Is 10ml of b-ionic Mg too much to add at once to the sump for a daily does?
 
yardartist said:
Is 10ml of b-ionic Mg too much to add at once to the sump for a daily does?

What is the system volume, and what are your dosing rates for alk and Ca?

We can check the Mg rate against the alk and Ca rates to see if the numbers sound reasonable.

How old is the Mg test kit? Did some Salifert kits have misprinted instructions? Or am I thinking of Elos?

Worth double checking your Mg with another kit.

Also, a lot of times with blasto problems, it seems to help to stick them in a cave in your tank while they recover.
 
yardartist said:
So at night the amphipods are at the buffet on both that are suffering. 3/8th inch long curly acrobatic guys that love all the hair algae to live on and in. I've read they eat dying tissue, but they are eating the good stuff too. The frag had been recently cut so they just started on the fresh edge before it had good time to heal. I will try to wrap the two corals in a very light filter sock today to see if keeping the scavengers away will allow the coral to heal. I have had success screening off coral before as the coral beauty angel scared the SPS at first and after a week behind netting, the angel stopped taking notice and now the coral are open and well without the partition.

I was able to pull out a couple dozen with a turkey baster and feed the dendrophyllia and tubastraea by hand with tweezers. That felt some good but the corals are very worn this morning. I am tired from getting up twice.

There is nothing around them to be stinging them to start the process. The only thing I can that could have damaged them to start the process would be my hand bumping them in the water, but the pattern of die is the reverse. They start on the backside out of view and then I see the skeleton like a rising sun roll over the head from the away side.

Just curious as to how you know the tissue is good and not dying as well?
 
Long day at work. Thanks for all the input.

The system is 51gal. I dose about 14ml of alk a day and 12ml of Ca a day. Ca in the morning to the sump and alk half dose twice a day in the top off water to the sump. I am topping of with about a pint of Ro/Di water twice a day. The Mg kit was new in May.
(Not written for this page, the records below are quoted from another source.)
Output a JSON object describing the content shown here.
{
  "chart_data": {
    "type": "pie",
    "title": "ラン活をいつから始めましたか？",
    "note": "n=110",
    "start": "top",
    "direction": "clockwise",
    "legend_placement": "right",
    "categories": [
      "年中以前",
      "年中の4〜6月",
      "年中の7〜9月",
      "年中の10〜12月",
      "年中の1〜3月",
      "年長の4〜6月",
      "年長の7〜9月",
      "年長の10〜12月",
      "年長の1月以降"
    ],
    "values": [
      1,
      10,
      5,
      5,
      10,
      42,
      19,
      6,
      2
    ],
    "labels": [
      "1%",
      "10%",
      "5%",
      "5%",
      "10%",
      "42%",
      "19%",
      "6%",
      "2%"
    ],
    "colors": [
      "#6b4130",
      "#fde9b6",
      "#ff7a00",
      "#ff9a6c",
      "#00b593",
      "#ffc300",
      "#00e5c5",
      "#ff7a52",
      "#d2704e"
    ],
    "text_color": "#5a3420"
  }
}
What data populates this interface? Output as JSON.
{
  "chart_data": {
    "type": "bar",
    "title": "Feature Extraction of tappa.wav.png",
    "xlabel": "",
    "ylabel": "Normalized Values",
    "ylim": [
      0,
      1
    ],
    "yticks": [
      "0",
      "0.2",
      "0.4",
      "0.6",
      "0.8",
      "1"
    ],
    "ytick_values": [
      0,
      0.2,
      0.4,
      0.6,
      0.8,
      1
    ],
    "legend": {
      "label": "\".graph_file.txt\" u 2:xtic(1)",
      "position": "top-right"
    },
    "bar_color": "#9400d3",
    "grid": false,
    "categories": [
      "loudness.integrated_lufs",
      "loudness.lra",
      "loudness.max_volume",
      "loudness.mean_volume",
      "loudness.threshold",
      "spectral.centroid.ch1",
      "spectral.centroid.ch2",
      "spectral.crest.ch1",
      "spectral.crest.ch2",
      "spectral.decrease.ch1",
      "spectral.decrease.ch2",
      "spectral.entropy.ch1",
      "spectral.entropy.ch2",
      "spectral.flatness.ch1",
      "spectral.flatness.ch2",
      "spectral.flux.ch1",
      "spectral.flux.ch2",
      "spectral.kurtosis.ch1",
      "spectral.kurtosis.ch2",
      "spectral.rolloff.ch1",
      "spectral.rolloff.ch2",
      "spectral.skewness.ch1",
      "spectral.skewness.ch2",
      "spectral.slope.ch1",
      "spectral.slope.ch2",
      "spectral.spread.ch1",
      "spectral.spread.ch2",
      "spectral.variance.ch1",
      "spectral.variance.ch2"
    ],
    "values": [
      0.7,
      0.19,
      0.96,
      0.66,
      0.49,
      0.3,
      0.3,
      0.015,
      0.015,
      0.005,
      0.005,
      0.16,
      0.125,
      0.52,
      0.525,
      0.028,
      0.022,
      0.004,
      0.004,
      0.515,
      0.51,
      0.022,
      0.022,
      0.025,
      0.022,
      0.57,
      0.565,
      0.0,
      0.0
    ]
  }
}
Got just the place for them to cave for a while.


Wish I had written seem to be eating the good tissue as well as any dying tissue. I cannot tell if the tissue is good or not. That they opened some after socking them, was a good sign to me that there could be tissue to regrow.

The best news is none of the other three blastos have any pods feasting on them in the cover of darkness yet. One green one from Boun has grown well. One of my first corals, from CL before I met BAR, was about seven small polyps over a year ago and it is now two colonies of twenty polyps and nearly fourty polyps each plus the two frags to DBTC. It looks to be a merleti all the others wellsi. The newest colony has been in a week and it is looking good. I was having such a good go of them before this one that is now dead. It had not been in the tank but a couple months so I was wondering if it introduced something to the others.

There were other frags sold of the one that died in my tank. I will be asking the LFS how the other frags are doing. And where the coral came from. The clam hitcher beside the tube shaped coral base is still opening and seeming to feed well.
 
After a couple weeks in a filter sock they are both now puffing out tissue rather than hugging the skeleton. I left them out the last two nights with no pods on them when inspected twice during the darkness. They are safe in the daylight. I will keep checking them at night for a while to see that they continue to heal. Will try to feed them this evening.

They were moved to the bottom of the tank under a ledge. I also turned off the K-4 two days ago.

The frag was about two nights from being gone at the rate it was disappearing so I am very glad they are still around.